Immergrüne Nadelhecken
Für immergrüne Nadelhecken verwendet man hauptsächlich den Abendländischen Lebensbaum – Thuja occidentalis ‚Smaragd‘ oder ‚Brabant‘. Thuja ist eine robuste Heckenpflanze und an seinen Standort recht anspruchslos sowie extrem winterhart. Thuja occidentalis ‚Smaragd‘ hat eine eher schlanke, kompakte und kegelförmige Wuchsform, gewinnt ca. 15 cm an Zuwachs im Jahr und behält im Winter seine satte, grüne Farbe. Sie ist auch ohne Schnitt absolut blickdicht. Thuja occidentalis ‚Brabant‘ hingegen zeigt sich etwas bauschiger und zauseliger und hat im Winter eine Goldbräunliche Einfärbung. Durch den meist mehrstämmigen Aufbau bietet diese Hecke schon in jungen Jahren einen ordentlichen Sichtschutz. Thuja ‚Brabant‘ wächst im Jahr allerdings ca. 30 cm. Diese Heckenart wird schnell dicht und hoch und ist recht anspruchslos an seinen Standort, muss aber regelmäßig zurück geschnitten werden. Eine robuste Hecke mit wenig Pflegeaufwand, die schnell Sichtschutz bietet.

Eine richtig schnellwachsende Hecke bekommt man mit der Bastardzypresse Leylandii oder der Leyland-Zypresse. Bastardzypressen gehören zu den am schnellsten wachsenden Pflanzen überhaupt. Diese Hecke kann einen Jahreszuwachs von bis zu 1 Meter bekommen. Sie ist sehr schnittfähig und eine der besten Heckenpflanzen.

Weitere Vertreter für Nadelhecken sind die Eibe, Scheinzypresse und Wacholder

Immergrüne Laubhecken
Eine sehr schöne Laubhecke bekommt man mit der Pflanzung von Kirschlorbeer. Diesen bekommt man in den verschiedensten Sorten und deren Eigenheiten. Kirschlorbeer ist ebenfalls recht anspruchslos an seinen Standort, je nach Sorte auch Frostsicher und hat einen hohen Zuwachs im Jahr.

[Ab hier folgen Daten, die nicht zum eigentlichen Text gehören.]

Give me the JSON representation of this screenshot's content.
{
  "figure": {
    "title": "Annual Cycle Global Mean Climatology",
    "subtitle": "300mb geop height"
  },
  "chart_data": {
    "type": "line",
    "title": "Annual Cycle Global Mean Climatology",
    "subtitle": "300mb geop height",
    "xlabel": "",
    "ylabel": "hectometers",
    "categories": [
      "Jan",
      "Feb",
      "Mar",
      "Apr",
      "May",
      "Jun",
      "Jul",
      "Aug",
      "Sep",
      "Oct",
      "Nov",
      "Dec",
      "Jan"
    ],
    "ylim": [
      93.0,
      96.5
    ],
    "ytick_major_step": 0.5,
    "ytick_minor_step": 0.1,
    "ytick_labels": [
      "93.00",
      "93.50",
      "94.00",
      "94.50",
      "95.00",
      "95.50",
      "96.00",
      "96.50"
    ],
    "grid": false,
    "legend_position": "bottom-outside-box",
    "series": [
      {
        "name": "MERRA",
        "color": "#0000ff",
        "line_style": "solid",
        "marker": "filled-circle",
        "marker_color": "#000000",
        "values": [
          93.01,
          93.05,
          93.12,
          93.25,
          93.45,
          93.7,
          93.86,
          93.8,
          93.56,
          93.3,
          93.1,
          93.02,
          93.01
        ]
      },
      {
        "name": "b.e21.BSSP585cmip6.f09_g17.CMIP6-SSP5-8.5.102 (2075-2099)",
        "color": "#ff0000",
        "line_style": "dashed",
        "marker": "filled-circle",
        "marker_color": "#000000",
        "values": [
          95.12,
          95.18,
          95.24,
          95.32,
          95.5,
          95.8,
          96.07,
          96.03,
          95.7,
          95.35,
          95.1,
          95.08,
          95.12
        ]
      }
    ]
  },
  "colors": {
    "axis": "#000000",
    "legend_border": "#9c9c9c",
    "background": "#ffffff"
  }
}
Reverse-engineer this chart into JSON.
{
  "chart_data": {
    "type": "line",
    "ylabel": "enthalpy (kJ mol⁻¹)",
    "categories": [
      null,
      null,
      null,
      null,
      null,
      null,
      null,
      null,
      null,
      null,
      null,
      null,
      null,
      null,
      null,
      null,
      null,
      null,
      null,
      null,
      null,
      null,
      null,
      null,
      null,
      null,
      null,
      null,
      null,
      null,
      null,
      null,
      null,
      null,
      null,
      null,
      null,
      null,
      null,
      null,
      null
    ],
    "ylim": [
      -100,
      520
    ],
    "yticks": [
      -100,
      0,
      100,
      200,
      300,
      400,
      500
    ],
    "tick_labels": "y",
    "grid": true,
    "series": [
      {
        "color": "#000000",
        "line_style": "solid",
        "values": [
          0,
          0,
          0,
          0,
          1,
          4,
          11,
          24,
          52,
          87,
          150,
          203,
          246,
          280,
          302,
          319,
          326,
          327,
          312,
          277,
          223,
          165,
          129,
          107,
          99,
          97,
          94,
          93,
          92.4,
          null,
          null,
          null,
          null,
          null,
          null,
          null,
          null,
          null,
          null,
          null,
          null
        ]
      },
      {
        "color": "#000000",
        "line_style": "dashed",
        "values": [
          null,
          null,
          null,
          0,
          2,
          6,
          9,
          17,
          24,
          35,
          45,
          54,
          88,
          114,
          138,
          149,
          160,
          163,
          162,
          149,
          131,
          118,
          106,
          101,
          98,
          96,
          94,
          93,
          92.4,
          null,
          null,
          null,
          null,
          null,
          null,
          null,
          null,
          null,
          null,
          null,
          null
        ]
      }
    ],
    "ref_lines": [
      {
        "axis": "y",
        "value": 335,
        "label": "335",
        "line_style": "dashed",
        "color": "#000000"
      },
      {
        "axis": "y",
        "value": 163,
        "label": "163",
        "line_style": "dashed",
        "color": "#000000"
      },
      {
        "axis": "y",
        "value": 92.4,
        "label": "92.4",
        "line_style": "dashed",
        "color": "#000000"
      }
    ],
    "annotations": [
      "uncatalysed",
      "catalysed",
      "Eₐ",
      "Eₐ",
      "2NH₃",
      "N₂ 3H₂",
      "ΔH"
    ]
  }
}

Weitere Vertreter der immergrünen Laubhecken sind der Feuerdorn, die Glanzmispel und die Heckenkirsche, sowie der Wintergrüne Liguster.

Stechpalme oder Ilex sind für sehr hohe Gartenhecken oder einzeln auch als Großstrauch bzw. Solitärgewächs gut geeignet.

 

Pflanzzeit

Die beste Pflanzzeit für eine immergrüne Hecke ist von August bis September, damit sie vor dem Winter noch gut verwurzeln kann. Da einige immergrüne Heckenpflanzen zu hoch wachsen würden, ist ein regelmäßiger Schnitt unverzichtbar.

Bei der Laubabwerfenden Sommergrünen Hecke ist im Oktober und November die ideale Pflanzzeit, da sie dann keine Blätter mehr hat, bzw. im März und April, wenn der Austrieb noch nicht begonnen hat. Die trockenen Sommermonate sind für die sommergrüne wie auch für die immergrüne Heckenanpflanzung eher ungeeignet, weil in dieser Zeit die Heckenpflanzen zu viel Wasser über die Nadeln oder Blätter verdunsten würden. Wird zu dieser Zeit trotzdem gepflanzt, muss dann natürlich entsprechend oft und ausreichend gewässert werden.